When the Cincinnati Bengals selected him as the first overall player picked in the 1995 NFL Draft, Carter became the first Nittany Lion to be chosen No. 1. He spent six seasons with the Bengals (1995-2000), two years with Washington (2001-02) and two seasons with the New Orleans Saints (2003-04).

 

D.J. Dozier

 

A tailback, Dozier matriculated to Happy Valley from Virginia Beach, Va. and earned first team All-America honors from the Walter Camp Football Foundation in 1986. Dozier is the only Nittany Lion to lead the team in rushing four consecutive seasons, doing so from 1983-86. He ranks No. 5 on the school career rushing yardage list with 3,227 yards, scoring 25 touchdowns and averaging 5.2 yards per attempt. Dozier gained 1,002 yards as a freshman and tallied 811 yards and scored 10 touchdowns as a senior and one of the instrumental players on the Nittany Lions’ 12-0 squad.

 

Dozier will forever have a place in Penn State Football lore for scoring the game-winning touchdown on a six-yard fourth quarter run to lift the Nittany Lions past Miami, 14-10, in the 1987 Fiesta Bowl. A standout at Kempsville High School, he earned Most Valuable Offensive Player of the Game honors by rushing for 99 yards and making two catches for 21 yards in the thriller over the Hurricanes.

 

Dozier was selected by the Minnesota Vikings in the first round of the 1987 NFL Draft and played four seasons with the Vikings and the 1991 campaign with the Detroit Lions.
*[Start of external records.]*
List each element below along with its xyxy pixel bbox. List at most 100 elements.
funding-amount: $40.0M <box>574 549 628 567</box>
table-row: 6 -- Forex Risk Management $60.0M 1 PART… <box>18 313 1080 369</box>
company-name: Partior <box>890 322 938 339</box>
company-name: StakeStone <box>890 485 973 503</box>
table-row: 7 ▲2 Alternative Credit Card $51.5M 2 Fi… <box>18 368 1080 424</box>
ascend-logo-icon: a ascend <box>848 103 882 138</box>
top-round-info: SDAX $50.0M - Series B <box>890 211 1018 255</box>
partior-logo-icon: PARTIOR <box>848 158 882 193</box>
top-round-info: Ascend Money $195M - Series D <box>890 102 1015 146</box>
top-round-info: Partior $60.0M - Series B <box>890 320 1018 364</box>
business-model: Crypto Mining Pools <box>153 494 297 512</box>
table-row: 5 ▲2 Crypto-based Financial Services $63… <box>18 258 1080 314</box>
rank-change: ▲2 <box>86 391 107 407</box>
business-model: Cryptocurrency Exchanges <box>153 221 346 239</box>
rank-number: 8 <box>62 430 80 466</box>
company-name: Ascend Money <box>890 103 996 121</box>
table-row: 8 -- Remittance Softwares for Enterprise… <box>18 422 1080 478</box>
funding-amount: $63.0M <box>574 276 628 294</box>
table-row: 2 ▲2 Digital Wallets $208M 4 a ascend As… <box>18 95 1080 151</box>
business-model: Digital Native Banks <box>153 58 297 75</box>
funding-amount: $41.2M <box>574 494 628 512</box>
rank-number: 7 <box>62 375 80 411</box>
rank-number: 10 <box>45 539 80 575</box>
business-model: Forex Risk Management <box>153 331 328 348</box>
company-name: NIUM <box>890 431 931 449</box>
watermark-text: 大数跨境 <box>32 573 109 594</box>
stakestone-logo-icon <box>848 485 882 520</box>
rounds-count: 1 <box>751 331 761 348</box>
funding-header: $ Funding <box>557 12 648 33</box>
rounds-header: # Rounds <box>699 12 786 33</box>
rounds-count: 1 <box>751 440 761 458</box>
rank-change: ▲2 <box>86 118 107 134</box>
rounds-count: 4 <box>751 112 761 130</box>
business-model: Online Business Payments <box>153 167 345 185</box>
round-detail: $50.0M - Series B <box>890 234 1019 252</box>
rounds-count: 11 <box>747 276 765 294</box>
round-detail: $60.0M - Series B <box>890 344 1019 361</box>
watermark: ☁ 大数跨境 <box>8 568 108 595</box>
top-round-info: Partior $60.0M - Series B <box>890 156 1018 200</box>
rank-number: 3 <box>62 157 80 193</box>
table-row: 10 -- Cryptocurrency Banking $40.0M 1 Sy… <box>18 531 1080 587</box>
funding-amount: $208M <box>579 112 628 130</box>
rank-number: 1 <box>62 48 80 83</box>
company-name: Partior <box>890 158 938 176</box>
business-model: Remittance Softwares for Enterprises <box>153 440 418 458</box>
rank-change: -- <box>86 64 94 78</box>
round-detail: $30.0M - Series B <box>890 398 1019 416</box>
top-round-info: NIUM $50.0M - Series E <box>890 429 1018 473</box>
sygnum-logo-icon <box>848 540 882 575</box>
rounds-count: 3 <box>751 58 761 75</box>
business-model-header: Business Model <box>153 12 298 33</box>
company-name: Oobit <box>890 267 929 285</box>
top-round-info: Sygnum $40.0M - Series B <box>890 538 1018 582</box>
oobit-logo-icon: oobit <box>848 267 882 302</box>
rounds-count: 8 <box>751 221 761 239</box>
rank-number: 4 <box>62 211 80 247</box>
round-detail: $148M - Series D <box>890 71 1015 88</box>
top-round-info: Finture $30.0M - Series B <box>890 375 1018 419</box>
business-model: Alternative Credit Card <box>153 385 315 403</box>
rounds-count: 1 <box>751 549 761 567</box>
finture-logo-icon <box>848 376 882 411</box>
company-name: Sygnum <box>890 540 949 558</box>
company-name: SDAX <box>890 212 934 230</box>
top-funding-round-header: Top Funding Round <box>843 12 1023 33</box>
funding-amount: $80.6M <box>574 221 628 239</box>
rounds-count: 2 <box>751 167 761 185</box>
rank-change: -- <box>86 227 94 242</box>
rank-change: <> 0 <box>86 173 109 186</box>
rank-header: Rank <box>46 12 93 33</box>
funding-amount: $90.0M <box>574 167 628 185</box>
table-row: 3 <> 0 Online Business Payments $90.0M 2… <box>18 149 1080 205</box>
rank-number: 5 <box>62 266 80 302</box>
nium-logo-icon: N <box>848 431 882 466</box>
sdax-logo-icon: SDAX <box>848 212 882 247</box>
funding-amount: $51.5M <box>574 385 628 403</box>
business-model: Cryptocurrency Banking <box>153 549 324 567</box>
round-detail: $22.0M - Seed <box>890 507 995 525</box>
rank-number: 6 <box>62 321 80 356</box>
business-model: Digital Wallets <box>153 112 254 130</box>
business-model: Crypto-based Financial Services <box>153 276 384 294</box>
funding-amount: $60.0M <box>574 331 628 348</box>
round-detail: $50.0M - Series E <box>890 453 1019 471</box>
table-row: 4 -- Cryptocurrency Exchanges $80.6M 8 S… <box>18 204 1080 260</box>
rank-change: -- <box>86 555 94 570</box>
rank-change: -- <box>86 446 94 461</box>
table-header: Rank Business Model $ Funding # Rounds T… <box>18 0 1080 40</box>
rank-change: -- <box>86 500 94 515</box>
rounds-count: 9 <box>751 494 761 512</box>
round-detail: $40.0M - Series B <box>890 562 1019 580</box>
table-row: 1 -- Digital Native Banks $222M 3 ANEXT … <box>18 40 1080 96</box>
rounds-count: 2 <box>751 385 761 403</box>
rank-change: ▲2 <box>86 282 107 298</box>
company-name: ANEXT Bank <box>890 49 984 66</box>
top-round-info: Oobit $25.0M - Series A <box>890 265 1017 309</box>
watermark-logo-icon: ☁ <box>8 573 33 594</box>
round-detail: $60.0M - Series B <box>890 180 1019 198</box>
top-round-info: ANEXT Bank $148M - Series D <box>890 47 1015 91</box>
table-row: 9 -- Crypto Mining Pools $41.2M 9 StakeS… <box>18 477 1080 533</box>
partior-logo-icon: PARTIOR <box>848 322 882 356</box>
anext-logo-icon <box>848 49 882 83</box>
A four-year letterwinner at Penn State, he also played baseball in the New York Mets’ farm system.

 

Paul Posluszny

 

Posluszny, an outside linebacker for the Nittany Lions, was a first-team All-American in 2005 and 2006. A native of Aliquippa, Pennsylvania, he was selected a first-team honoree by the Associated Press, Football Writers Association of America, Sporting News and Walter Camp Football Foundation in 2005 and the Associated Press and Walter Camp Football Foundation in 2006. Posluszny became just the second two-time winner of the Chuck Bednarik Award, presented to the nation’s top defensive player, in 2006. In 2005, he also won the Butkus Award, presented to the nation’s top linebacker and was a finalist for the 2006 honor.

 

The 13th Nittany Lion to be named a two-time first-team All-American, Posluszny also was a two-time finalist for the Rotary Lombardi Award. He was selected Big Ten Defensive Player of the Week a conference-record five times in his career. The Nittany Lions’ first two-time team captain since 1968-69, he became Penn State’s career tackle leader with 372.

 

A starter in the last 37 games of his career, Posluszny became the first Nittany Lion to lead the team in tackles three times and to post three 100-tackle seasons, recording 116 in 2006. Posluszny also was a two-time first-team ESPN the Magazine Academic All-American and was selected the 2006 Academic All-American of the Year among Division I football players. He and Jeff Hartings (1994-95) are the only Nittany Lions to earn first-team All-America and Academic All-America honors twice. The Buffalo Bills’ second pick of the second round in the 2007 NFL Draft, he played four seasons (2007-10) with the Bills and seven seasons for the Jacksonville Jaguars (2011-17).